At the beginning of March and in advance of this summer’s parliamentary elections, Emmanuel Macron set out his vision for the future of the European Union, in an open letter published in newspapers across Europe.
The French President made his pitch in response to threats the Union is facing – Brexit was of course high on the list, highlighted by Mr Macron as the symbol of a European “crisis”.
Among other reforms, Macron spoke out in support of reforms to security and defence, and increased regulation of Big Tech.
But two of the key areas addressed were trade policy and competition rules. Potential reforms to both areas would be, in part, a response to threats currently presented by China.
There are strong indications that changes to European trade policy are likely, but the general response to French calls for reform of antitrust rules has been less than enthusiastic across the EU.
Reciprocity in Trade
The French President advocated for the introduction of “European preference in strategic industries and our public procurement”.
It is an obvious response to the approach adopted by China, which restricts market access for foreign companies, and provides support to certain national businesses with government subsidies.
Yet Macron’s suggestion of a “European preference” is somewhat more protectionist than expected. It is relatively radical in comparison with other ideas from around Europe and is therefore unlikely to receive much support in Brussels.
However, there does appear to be scope for reform in trade policy through the introduction of greater reciprocity, particularly when it comes to China.
This would mean restricting the ability of companies from third countries, where there are restrictions on market access for European businesses, from obtaining public procurement contracts in the EU.
This type of reform has received recent support in Germany’s proposed industrial strategy, which provides that the EU “must take action against distorted competition from other countries more actively than it has done in the past”.
Its aim would be to provide the EU with greater leverage when negotiating with third countries, and help to reduce the imbalance that currently exists.
Within that same theme of rebalancing, France and Germany have been outspoken in their desire to see changes to antitrust regulation.

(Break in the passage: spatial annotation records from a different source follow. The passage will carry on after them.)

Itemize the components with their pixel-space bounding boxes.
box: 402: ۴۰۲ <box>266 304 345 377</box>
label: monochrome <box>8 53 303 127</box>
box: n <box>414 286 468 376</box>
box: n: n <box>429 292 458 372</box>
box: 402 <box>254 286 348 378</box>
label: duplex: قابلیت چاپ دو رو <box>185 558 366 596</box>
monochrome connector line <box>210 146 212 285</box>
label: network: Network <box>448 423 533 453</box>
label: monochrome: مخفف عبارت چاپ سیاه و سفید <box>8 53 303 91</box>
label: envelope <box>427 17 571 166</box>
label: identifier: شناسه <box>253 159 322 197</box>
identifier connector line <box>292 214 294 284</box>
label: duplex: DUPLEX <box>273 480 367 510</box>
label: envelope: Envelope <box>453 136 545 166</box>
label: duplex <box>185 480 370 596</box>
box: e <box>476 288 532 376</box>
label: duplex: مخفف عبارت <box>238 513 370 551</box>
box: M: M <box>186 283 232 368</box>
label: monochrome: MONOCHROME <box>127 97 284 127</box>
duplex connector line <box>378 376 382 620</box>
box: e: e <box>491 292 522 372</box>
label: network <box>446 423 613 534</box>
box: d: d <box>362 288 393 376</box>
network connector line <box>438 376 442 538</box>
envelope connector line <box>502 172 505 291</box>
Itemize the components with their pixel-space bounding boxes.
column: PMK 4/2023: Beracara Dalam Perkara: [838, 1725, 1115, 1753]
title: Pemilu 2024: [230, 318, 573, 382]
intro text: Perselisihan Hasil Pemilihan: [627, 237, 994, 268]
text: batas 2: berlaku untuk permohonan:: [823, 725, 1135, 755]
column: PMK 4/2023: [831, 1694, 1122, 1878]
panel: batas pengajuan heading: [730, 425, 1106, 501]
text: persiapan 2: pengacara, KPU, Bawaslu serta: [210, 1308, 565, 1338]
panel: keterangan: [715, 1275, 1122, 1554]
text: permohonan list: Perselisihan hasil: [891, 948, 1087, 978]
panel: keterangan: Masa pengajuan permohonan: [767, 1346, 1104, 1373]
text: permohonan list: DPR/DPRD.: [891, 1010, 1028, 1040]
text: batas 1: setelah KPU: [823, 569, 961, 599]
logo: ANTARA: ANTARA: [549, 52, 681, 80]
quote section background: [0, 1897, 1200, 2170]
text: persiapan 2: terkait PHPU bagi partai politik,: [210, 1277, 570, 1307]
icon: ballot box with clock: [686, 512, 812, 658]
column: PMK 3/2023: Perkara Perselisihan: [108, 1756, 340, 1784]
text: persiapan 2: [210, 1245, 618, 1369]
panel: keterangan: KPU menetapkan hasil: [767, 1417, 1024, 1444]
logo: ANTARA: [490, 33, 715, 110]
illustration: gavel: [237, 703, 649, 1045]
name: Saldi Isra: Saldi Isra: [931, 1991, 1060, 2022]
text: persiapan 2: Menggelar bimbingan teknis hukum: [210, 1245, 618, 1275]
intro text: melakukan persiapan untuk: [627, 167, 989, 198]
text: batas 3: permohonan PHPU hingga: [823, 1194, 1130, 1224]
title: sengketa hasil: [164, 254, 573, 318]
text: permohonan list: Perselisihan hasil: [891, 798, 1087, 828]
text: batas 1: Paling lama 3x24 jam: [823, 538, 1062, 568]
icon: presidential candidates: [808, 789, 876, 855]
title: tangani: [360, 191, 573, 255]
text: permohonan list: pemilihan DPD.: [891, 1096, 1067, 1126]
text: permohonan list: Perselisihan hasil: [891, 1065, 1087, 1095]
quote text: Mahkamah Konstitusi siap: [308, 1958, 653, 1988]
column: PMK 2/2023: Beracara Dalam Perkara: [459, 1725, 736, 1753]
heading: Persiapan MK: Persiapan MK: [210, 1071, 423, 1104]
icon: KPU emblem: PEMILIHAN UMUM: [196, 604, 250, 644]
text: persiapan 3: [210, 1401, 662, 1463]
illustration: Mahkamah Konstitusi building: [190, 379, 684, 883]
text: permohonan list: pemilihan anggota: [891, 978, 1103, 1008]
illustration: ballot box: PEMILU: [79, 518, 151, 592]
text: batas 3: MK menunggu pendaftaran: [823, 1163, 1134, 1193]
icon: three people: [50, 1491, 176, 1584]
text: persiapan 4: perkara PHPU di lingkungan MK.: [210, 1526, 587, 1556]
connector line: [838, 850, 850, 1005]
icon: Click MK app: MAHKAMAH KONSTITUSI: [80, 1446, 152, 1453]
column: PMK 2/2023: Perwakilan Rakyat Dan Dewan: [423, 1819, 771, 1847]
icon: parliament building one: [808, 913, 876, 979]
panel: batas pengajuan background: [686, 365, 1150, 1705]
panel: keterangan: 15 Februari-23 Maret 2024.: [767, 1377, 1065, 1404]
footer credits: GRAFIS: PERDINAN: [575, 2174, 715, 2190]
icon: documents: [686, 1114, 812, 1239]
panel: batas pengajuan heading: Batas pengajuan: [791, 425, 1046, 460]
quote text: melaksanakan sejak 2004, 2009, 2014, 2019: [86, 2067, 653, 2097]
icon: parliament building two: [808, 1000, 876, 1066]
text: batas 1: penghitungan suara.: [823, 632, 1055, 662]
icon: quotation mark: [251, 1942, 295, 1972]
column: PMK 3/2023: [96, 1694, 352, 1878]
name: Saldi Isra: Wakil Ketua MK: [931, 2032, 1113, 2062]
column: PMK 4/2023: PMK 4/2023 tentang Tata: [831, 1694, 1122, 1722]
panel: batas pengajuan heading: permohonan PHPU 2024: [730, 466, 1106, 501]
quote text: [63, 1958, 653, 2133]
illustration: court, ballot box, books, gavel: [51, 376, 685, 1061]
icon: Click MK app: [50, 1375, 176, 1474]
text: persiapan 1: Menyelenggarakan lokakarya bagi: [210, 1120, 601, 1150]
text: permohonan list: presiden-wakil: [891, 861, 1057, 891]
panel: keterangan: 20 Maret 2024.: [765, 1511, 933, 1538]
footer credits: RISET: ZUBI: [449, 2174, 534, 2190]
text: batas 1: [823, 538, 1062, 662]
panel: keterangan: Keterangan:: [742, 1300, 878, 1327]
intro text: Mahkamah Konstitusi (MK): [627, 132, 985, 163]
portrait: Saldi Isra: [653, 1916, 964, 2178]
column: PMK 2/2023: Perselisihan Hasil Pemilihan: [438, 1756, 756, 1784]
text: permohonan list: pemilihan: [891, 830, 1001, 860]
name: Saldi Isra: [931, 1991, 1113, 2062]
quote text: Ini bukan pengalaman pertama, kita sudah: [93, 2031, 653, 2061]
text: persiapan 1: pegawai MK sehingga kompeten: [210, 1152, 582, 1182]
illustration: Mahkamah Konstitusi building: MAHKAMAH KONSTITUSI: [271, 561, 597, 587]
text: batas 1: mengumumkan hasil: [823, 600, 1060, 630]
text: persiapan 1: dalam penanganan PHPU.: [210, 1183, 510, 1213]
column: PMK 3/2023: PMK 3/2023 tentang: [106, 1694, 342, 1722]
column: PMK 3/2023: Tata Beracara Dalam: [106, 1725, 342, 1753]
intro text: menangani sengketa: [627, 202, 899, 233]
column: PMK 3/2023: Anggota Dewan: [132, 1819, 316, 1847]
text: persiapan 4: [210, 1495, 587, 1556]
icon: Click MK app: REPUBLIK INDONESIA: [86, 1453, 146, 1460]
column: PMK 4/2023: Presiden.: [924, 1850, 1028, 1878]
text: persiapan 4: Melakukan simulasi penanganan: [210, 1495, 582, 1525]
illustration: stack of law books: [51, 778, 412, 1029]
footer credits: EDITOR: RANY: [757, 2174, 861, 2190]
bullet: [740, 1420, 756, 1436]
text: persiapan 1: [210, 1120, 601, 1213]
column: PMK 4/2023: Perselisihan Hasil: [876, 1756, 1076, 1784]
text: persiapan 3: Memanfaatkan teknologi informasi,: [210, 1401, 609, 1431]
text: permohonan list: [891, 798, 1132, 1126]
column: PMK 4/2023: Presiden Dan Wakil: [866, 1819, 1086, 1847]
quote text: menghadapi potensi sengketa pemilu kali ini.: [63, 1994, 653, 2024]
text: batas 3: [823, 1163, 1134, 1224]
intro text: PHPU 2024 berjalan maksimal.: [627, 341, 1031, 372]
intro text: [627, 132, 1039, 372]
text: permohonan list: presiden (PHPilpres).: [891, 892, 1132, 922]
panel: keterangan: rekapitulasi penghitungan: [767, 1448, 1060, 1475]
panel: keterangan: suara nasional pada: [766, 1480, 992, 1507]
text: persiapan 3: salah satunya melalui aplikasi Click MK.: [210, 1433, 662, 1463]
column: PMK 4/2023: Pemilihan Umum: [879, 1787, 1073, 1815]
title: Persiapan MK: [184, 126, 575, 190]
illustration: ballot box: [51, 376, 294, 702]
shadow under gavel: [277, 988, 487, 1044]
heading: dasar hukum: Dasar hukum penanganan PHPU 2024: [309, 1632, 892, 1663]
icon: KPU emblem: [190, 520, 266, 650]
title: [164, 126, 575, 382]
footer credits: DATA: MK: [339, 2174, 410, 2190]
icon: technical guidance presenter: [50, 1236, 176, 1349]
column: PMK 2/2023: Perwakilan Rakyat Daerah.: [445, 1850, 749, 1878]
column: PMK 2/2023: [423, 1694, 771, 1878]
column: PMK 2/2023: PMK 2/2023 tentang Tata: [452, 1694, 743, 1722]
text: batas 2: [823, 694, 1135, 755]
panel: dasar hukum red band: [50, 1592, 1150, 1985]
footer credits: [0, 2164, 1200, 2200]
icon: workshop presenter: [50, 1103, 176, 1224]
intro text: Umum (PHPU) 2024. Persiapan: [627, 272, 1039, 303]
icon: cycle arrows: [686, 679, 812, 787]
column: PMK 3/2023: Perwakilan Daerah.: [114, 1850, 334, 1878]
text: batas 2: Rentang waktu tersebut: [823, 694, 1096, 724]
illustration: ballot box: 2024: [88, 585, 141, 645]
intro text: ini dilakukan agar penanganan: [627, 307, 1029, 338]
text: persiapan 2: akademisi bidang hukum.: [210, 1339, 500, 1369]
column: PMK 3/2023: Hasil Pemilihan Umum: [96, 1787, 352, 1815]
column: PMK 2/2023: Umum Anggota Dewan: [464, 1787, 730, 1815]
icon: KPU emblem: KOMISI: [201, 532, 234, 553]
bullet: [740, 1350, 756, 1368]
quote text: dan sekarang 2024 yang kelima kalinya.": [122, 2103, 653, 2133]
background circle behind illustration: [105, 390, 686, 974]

Macron’s calls to introduce reforms in this area are reminiscent of recent Franco-German industrial policy proposals, published following the EU Commission’s rejection of a mega-merger between two of the world’s most successful rolling stock manufacturers, Siemens AG and Alstom SA (see last month’s edition of La Revue).
Paris and Berlin were both strongly in favour of EU rules allowing for the creation of national and European ‘champions’, and in particular the Commission changing their merger control and market share assessment procedure to account for competition at the global level.
In Siemens/Alstom, this would have required the Commission to account for the presence of the world’s biggest train manufacturer from China.
Additionally, France and Germany proposed giving EU leaders the ability to overrule a Commission antitrust decision, to promote certain ‘champion’ businesses who would be able to compete with Chinese or US giants.
Numerous responses have however dampened French and German hopes for such reforms.
EU Competition Commissioner, Margarethe Vestager, who blocked the rail merger and is now running for the presidency of the EU Commission, has discussed the idea of a new European industrial policy, but emphasised that it needs to benefit the whole market, not only select companies.
The proposals have also failed to receive much support in smaller EU nations that do not have large pan-European companies.
Several of these Member States view Paris and Berlin as attempting to prioritise the interests of their industrial giants, despite the fact that it could mean limiting competition throughout the continent.
Regarding both trade and competition policy, there has been much debate about how the EU should respond to international threats, particularly on those stemming from China.
Emmanuel Macron’s calls for an EU ‘Renaissance’ were wide reaching and ambitious. Whether or not they will progress further may depend on the outcome of this summer’s elections.
And while France and Germany are likely to have a significant voice on any suggested reforms following the EU parliamentary elections, it could prove difficult for them to bring about meaningful change if they fail to convince other Member States.